After having read the following question and various answers ("Least Astonishment" and the Mutable Default Argument), as well as the official documentation (https://docs.python.org/3/tutorial/controlflow.html#default-argument-values), I've written my ResultsClass so that each instance of it has a separate list without affecting the defaults (at least, this is what should be happening from my new-gained understanding):
class ResultsClass:
def __init__(self,
project = None,
badpolicynames = None,
nonconformpolicydisks = None,
diskswithoutpolicies = None,
dailydifferences = None,
weeklydifferences = None):
self.project = project
if badpolicynames is None:
self.badpolicynames = []
if nonconformpolicydisks is None:
self.nonconformpolicydisks = []
if diskswithoutpolicies is None:
self.diskswithoutpolicies = []
if dailydifferences is None:
self.dailydifferences = []
if weeklydifferences is None:
self.weeklydifferences = []
By itself, this works as expected:
i = 0
for result in results:
result.diskswithoutpolicies.append("count is " + str(i))
print(result.diskswithoutpolicies)
i = i+1
['count is 0']
['count is 1']
['count is 2']
['count is 3']
etc.
The context of this script is that I'm trying to obtain information from each project within our Google Cloud infrastructure; predominantly in this instance, a list of disks with a snapshot schedule associated with them, a list of the scheduled snapshots of each disk within the last 24 hours, those that have bad schedule names that do not fit our naming convention, and the disks that do not have any snapshot schedules associated with them at all.

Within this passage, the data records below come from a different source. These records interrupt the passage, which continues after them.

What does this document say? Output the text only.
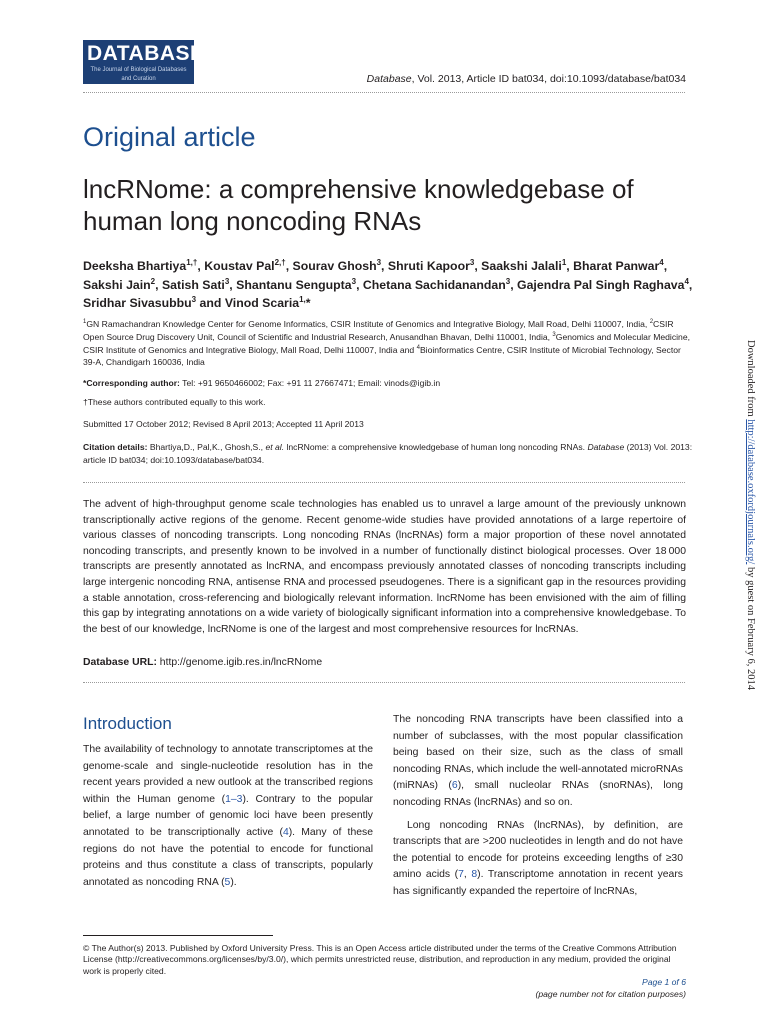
DATABASE
The Journal of Biological Databases and Curation	Database, Vol. 2013, Article ID bat034, doi:10.1093/database/bat034
Original article
lncRNome: a comprehensive knowledgebase of human long noncoding RNAs
Deeksha Bhartiya$^{1,\dagger}$, Koustav Pal$^{2,\dagger}$, Sourav Ghosh$^3$, Shruti Kapoor$^3$, Saakshi Jalali$^1$, Bharat Panwar$^4$, Sakshi Jain$^2$, Satish Sati$^3$, Shantanu Sengupta$^3$, Chetana Sachidanandan$^3$, Gajendra Pal Singh Raghava$^4$, Sridhar Sivasubbu$^3$ and Vinod Scaria$^{1,}$*
$^1$GN Ramachandran Knowledge Center for Genome Informatics, CSIR Institute of Genomics and Integrative Biology, Mall Road, Delhi 110007, India, $^2$CSIR Open Source Drug Discovery Unit, Council of Scientific and Industrial Research, Anusandhan Bhavan, Delhi 110001, India, $^3$Genomics and Molecular Medicine, CSIR Institute of Genomics and Integrative Biology, Mall Road, Delhi 110007, India and $^4$Bioinformatics Centre, CSIR Institute of Microbial Technology, Sector 39-A, Chandigarh 160036, India
*Corresponding author: Tel: +91 9650466002; Fax: +91 11 27667471; Email: vinods@igib.in
†These authors contributed equally to this work.
Submitted 17 October 2012; Revised 8 April 2013; Accepted 11 April 2013
Citation details: Bhartiya,D., Pal,K., Ghosh,S., et al. lncRNome: a comprehensive knowledgebase of human long noncoding RNAs. Database (2013) Vol. 2013: article ID bat034; doi:10.1093/database/bat034.
The advent of high-throughput genome scale technologies has enabled us to unravel a large amount of the previously unknown transcriptionally active regions of the genome. Recent genome-wide studies have provided annotations of a large repertoire of various classes of noncoding transcripts. Long noncoding RNAs (lncRNAs) form a major proportion of these novel annotated noncoding transcripts, and presently known to be involved in a number of functionally distinct biological processes. Over 18 000 transcripts are presently annotated as lncRNA, and encompass previously annotated classes of noncoding transcripts including large intergenic noncoding RNA, antisense RNA and processed pseudogenes. There is a significant gap in the resources providing a stable annotation, cross-referencing and biologically relevant information. lncRNome has been envisioned with the aim of filling this gap by integrating annotations on a wide variety of biologically significant information into a comprehensive knowledgebase. To the best of our knowledge, lncRNome is one of the largest and most comprehensive resources for lncRNAs.
Database URL: http://genome.igib.res.in/lncRNome
Introduction
The availability of technology to annotate transcriptomes at the genome-scale and single-nucleotide resolution has in the recent years provided a new outlook at the transcribed regions within the Human genome (1–3). Contrary to the popular belief, a large number of genomic loci have been presently annotated to be transcriptionally active (4). Many of these regions do not have the potential to encode for functional proteins and thus constitute a class of transcripts, popularly annotated as noncoding RNA (5).
The noncoding RNA transcripts have been classified into a number of subclasses, with the most popular classification being based on their size, such as the class of small noncoding RNAs, which include the well-annotated microRNAs (miRNAs) (6), small nucleolar RNAs (snoRNAs), long noncoding RNAs (lncRNAs) and so on.
Long noncoding RNAs (lncRNAs), by definition, are transcripts that are >200 nucleotides in length and do not have the potential to encode for proteins exceeding lengths of ≥30 amino acids (7, 8). Transcriptome annotation in recent years has significantly expanded the repertoire of lncRNAs,
© The Author(s) 2013. Published by Oxford University Press. This is an Open Access article distributed under the terms of the Creative Commons Attribution License (http://creativecommons.org/licenses/by/3.0/), which permits unrestricted reuse, distribution, and reproduction in any medium, provided the original work is properly cited.
Page 1 of 6
(page number not for citation purposes)
Downloaded from http://database.oxfordjournals.org/ by guest on February 6, 2014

Within the full script, I use this exact same ResultsClass; yet when used within multiple for loops, the append again seems to be adding to the default values, and in all honesty I don't understand why. The shortened version of the code is as follows:
# Code to obtain a list of projects
results = [ResultsClass() for i in range((len(projects)))]
for result in results:
for project in projects:
result.project = project
# Code to obtain each zone in the project
for zone in zones:
# Code to get each disk in zone
for disk in disks:
resourcepolicy = disk.get('resourcePolicies')
if resourcepolicy:
# Code to action if a resource policy exists
else:
result.badpolicynames.append(resourcepolicy[0].split('/')[-1])
result.nonconformpolicydisks.append(disk['id'])
else:
result.diskswithoutpolicies.append(disk['id'])
pprint(vars(result))
This then comes back with the results:
{'badpolicynames': [],
'dailydifferences': None,
'diskswithoutpolicies': ['**1098762112354315432**'],
'nonconformpolicydisks': [],
'project': '**project0**',
'weeklydifferences': None}
{'badpolicynames': [],
'dailydifferences': None,
'diskswithoutpolicies': ['**1098762112354315432**'],
['**1031876156872354739**'],
'nonconformpolicydisks': [],
'project': '**project1**',
'weeklydifferences': None}
Does a for loop (or multiple for loops) somehow negate the separate lists created within the ResultsClass? I need to understand why this is happening within Python and then how I can correct it.